The memoir is described as “an intimate, honest reflection on music, fame, addiction and art by one of Britain’s most iconic musicians.” It will be published on October 6 this year via Faber.
A press release for the book reads: “Among the noise and clamour of the Britpop era, Blur co-founder Graham Coxon managed to carve out a niche to become one of the most innovative and respected guitarists of his generation – but it wasn’t always easy.
“Graham grew up as an Army kid, moving frequently in his early years from West Germany to Derbyshire and Winchester before settling in Colchester, Essex. A shy child, he had a thing for eating soil and drawing intense visions; his anxiety was tempered by painting and a growing love of music.”
It adds: “These twin passions grew into obsessions, and as he honed his artistic skill at school, Goldsmiths and beyond, his band with school friend Damon Albarn, fellow student Alex James, and a drummer called Dave Rowntree began to get noticed.
“But there are things they don’t tell you before you get famous. There are monsters out there. And some may even be lurking inside yourself.”
Verse, Chorus, Monster!
The long-awaited memoir from guitarist, visual artist and Blur co-founder, Graham Coxon.

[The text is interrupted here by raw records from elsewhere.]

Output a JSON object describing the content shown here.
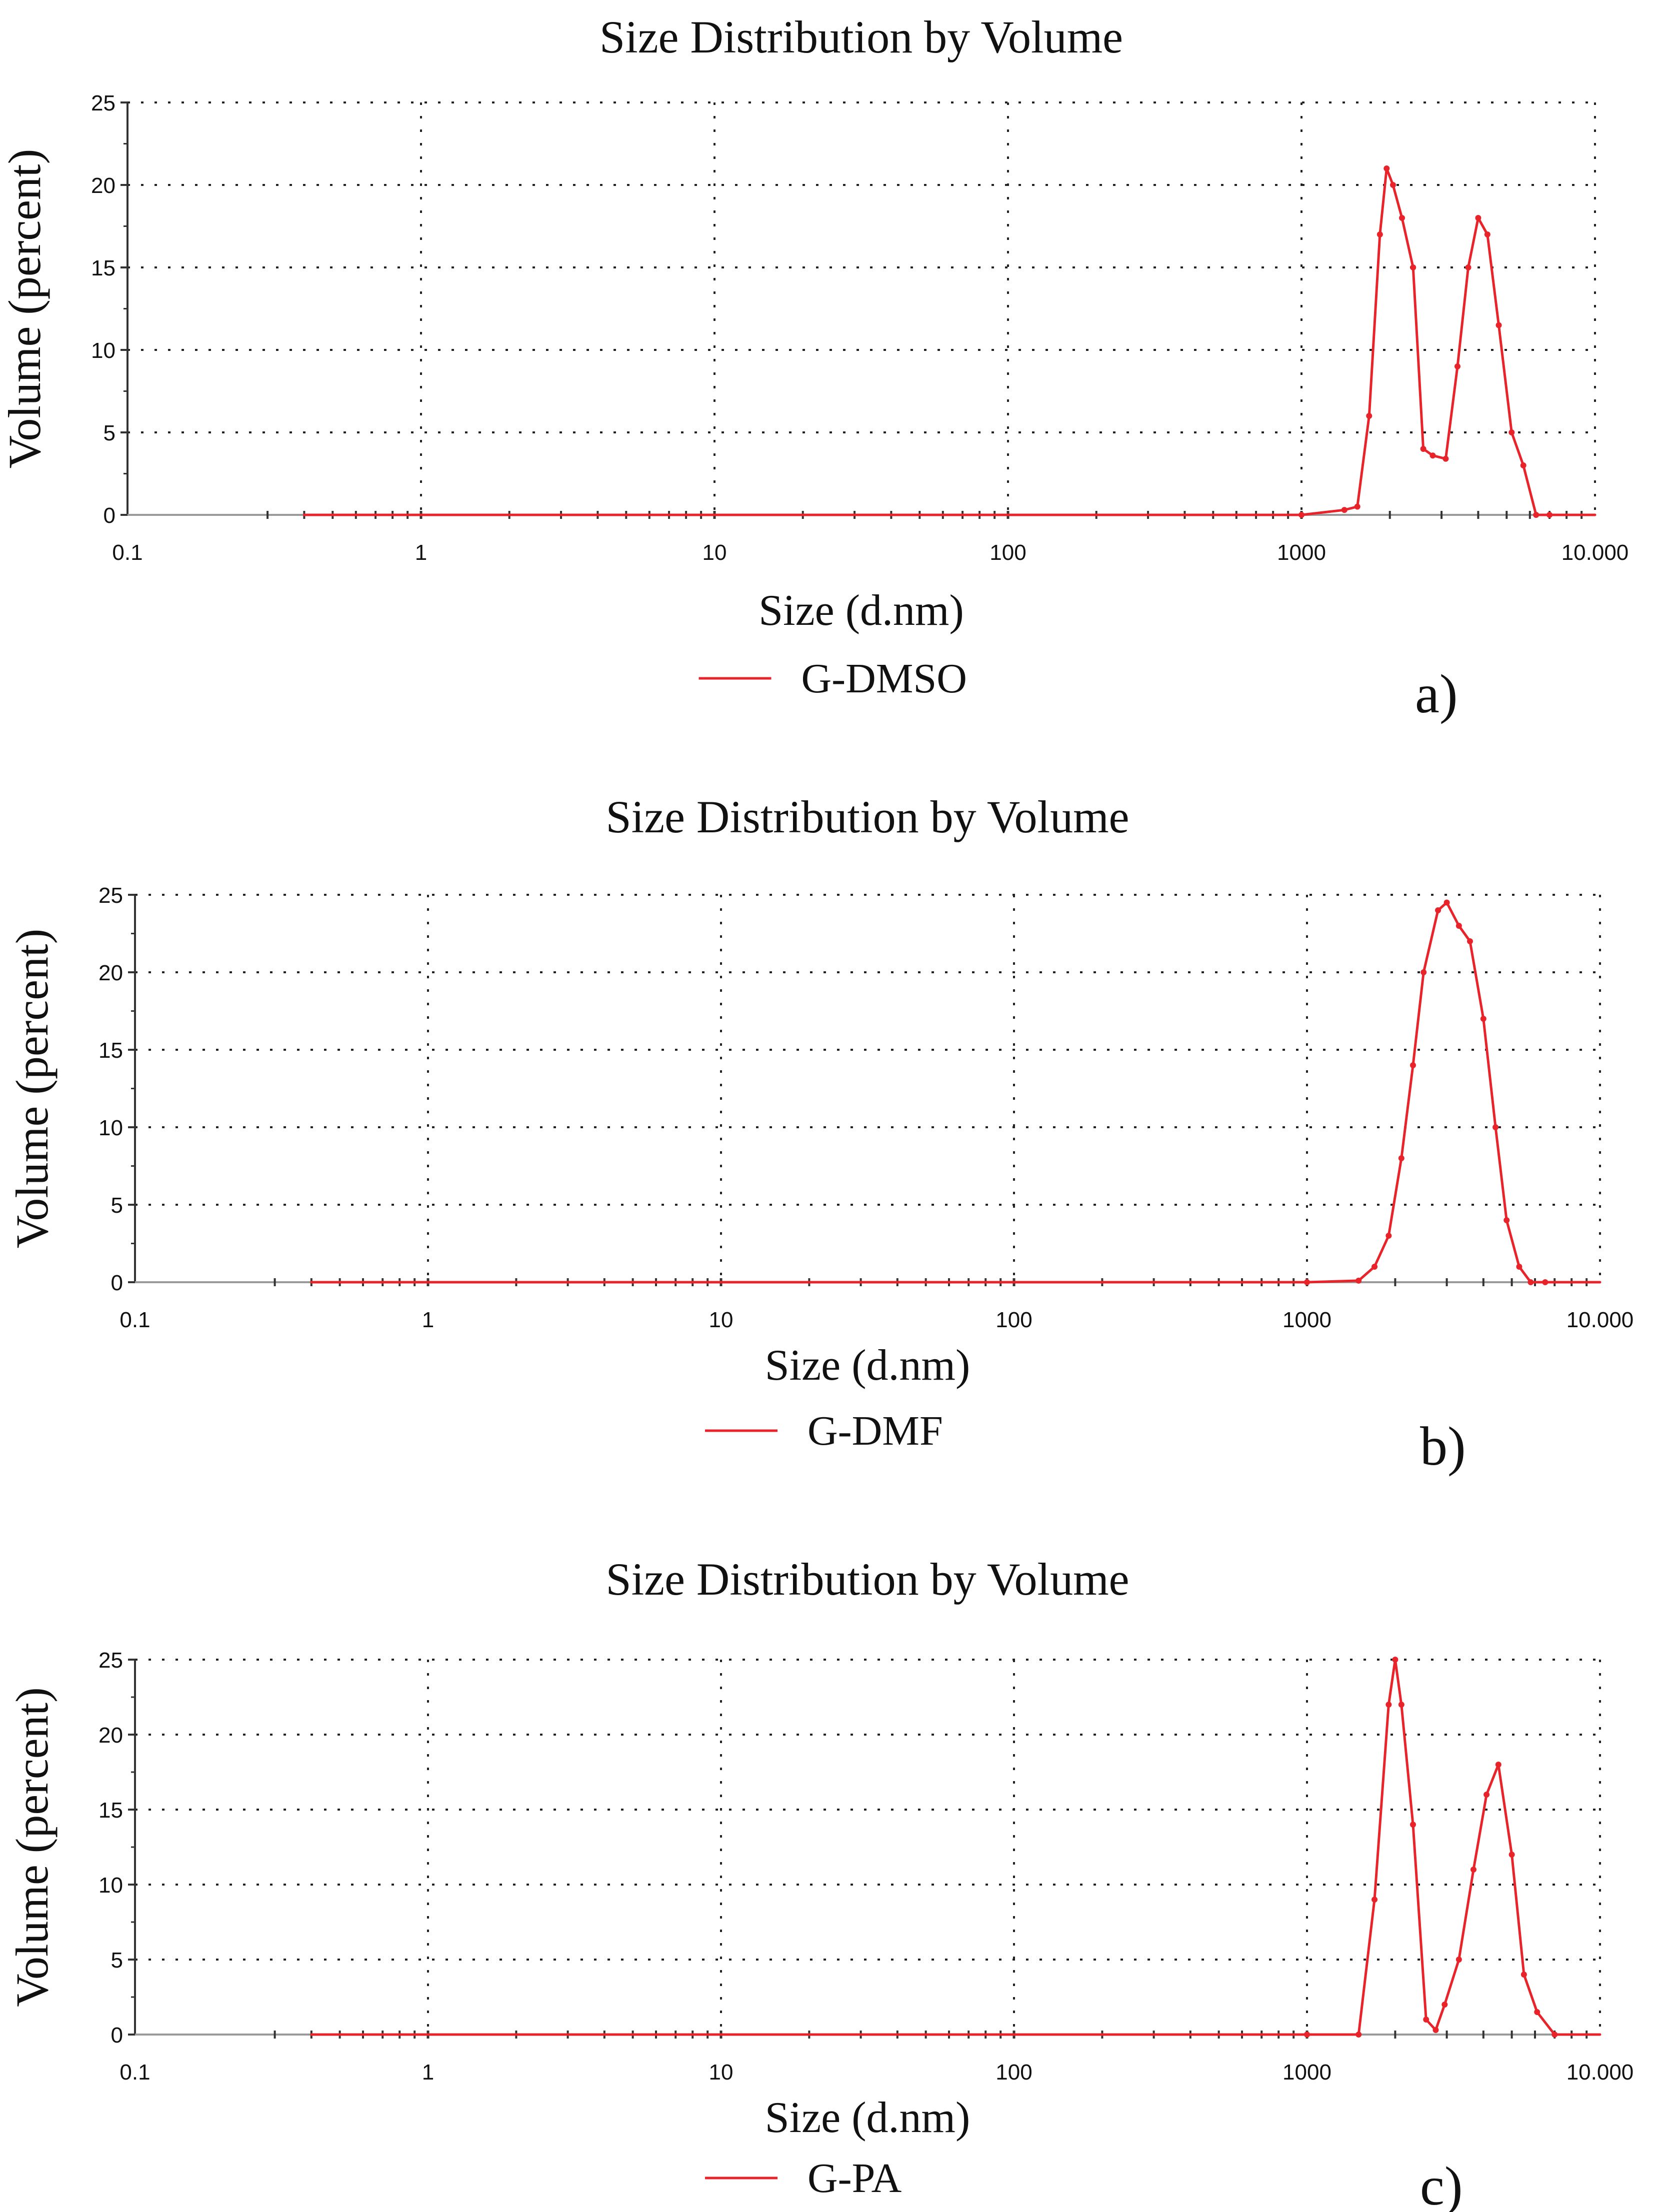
{
  "colors": {
    "series": "#e8242a",
    "grid": "#222222",
    "axis": "#333333",
    "text": "#111111"
  },
  "chart_data": [
    {
      "type": "line",
      "title": "Size Distribution by Volume",
      "xlabel": "Size (d.nm)",
      "ylabel": "Volume (percent)",
      "x_scale": "log",
      "xlim": [
        0.1,
        10000
      ],
      "ylim": [
        0,
        25
      ],
      "x_ticks": [
        0.1,
        1,
        10,
        100,
        1000,
        10000
      ],
      "x_tick_labels": [
        "0.1",
        "1",
        "10",
        "100",
        "1000",
        "10.000"
      ],
      "y_ticks": [
        0,
        5,
        10,
        15,
        20,
        25
      ],
      "y_tick_labels": [
        "0",
        "5",
        "10",
        "15",
        "20",
        "25"
      ],
      "grid": true,
      "legend_position": "bottom-center",
      "panel_label": "a)",
      "series": [
        {
          "name": "G-DMSO",
          "x": [
            0.4,
            1000,
            1400,
            1550,
            1700,
            1850,
            1950,
            2050,
            2200,
            2400,
            2600,
            2800,
            3100,
            3400,
            3700,
            4000,
            4300,
            4700,
            5200,
            5700,
            6300,
            7000,
            10000
          ],
          "y": [
            0,
            0,
            0.3,
            0.5,
            6,
            17,
            21,
            20,
            18,
            15,
            4,
            3.6,
            3.4,
            9,
            15,
            18,
            17,
            11.5,
            5,
            3,
            0,
            0,
            0
          ]
        }
      ]
    },
    {
      "type": "line",
      "title": "Size Distribution by Volume",
      "xlabel": "Size (d.nm)",
      "ylabel": "Volume (percent)",
      "x_scale": "log",
      "xlim": [
        0.1,
        10000
      ],
      "ylim": [
        0,
        25
      ],
      "x_ticks": [
        0.1,
        1,
        10,
        100,
        1000,
        10000
      ],
      "x_tick_labels": [
        "0.1",
        "1",
        "10",
        "100",
        "1000",
        "10.000"
      ],
      "y_ticks": [
        0,
        5,
        10,
        15,
        20,
        25
      ],
      "y_tick_labels": [
        "0",
        "5",
        "10",
        "15",
        "20",
        "25"
      ],
      "grid": true,
      "legend_position": "bottom-center",
      "panel_label": "b)",
      "series": [
        {
          "name": "G-DMF",
          "x": [
            0.4,
            1000,
            1500,
            1700,
            1900,
            2100,
            2300,
            2500,
            2800,
            3000,
            3300,
            3600,
            4000,
            4400,
            4800,
            5300,
            5800,
            6500,
            10000
          ],
          "y": [
            0,
            0,
            0.1,
            1,
            3,
            8,
            14,
            20,
            24,
            24.5,
            23,
            22,
            17,
            10,
            4,
            1,
            0,
            0,
            0
          ]
        }
      ]
    },
    {
      "type": "line",
      "title": "Size Distribution by Volume",
      "xlabel": "Size (d.nm)",
      "ylabel": "Volume (percent)",
      "x_scale": "log",
      "xlim": [
        0.1,
        10000
      ],
      "ylim": [
        0,
        25
      ],
      "x_ticks": [
        0.1,
        1,
        10,
        100,
        1000,
        10000
      ],
      "x_tick_labels": [
        "0.1",
        "1",
        "10",
        "100",
        "1000",
        "10.000"
      ],
      "y_ticks": [
        0,
        5,
        10,
        15,
        20,
        25
      ],
      "y_tick_labels": [
        "0",
        "5",
        "10",
        "15",
        "20",
        "25"
      ],
      "grid": true,
      "legend_position": "bottom-center",
      "panel_label": "c)",
      "series": [
        {
          "name": "G-PA",
          "x": [
            0.4,
            1000,
            1500,
            1700,
            1900,
            2000,
            2100,
            2300,
            2550,
            2750,
            2950,
            3300,
            3700,
            4100,
            4500,
            5000,
            5500,
            6100,
            7000,
            10000
          ],
          "y": [
            0,
            0,
            0,
            9,
            22,
            25,
            22,
            14,
            1,
            0.3,
            2,
            5,
            11,
            16,
            18,
            12,
            4,
            1.5,
            0,
            0
          ]
        }
      ]
    }
  ]
}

— graham coxon (@grahamcoxon) June 7, 2022
Last month (May 4), THE WAEVE played a pair of intimate launch shows at The Lexington in London, returning the next day with first single ‘Something Pretty’.
Ahead of their debut gig, the duo said: “We are greatly looking forward to unleashing our new sound live at the Lexington. We’ve been locked away, busy translating the varied sounds of our songs into a dynamic live show, with the help of some great musician friends. We invite you to surrender to the world of The WAEVE.”
The WAEVE came together after exchanging messages during the lockdown Christmas of 2020. They soon started writing songs before their collaboration “gave rise to an unexpected sonic universe”, per a statement.
Last year saw Graham Coxon release the comic book score album ‘Superstate’, as well as tease more activity from Blur. After bandmate Damon Albarn claimed that the band had been in talks and “had an idea” of how to make their comeback, Coxon told NME: “I was privy to that discussion. It started as a discussion, but didn’t really end as one.”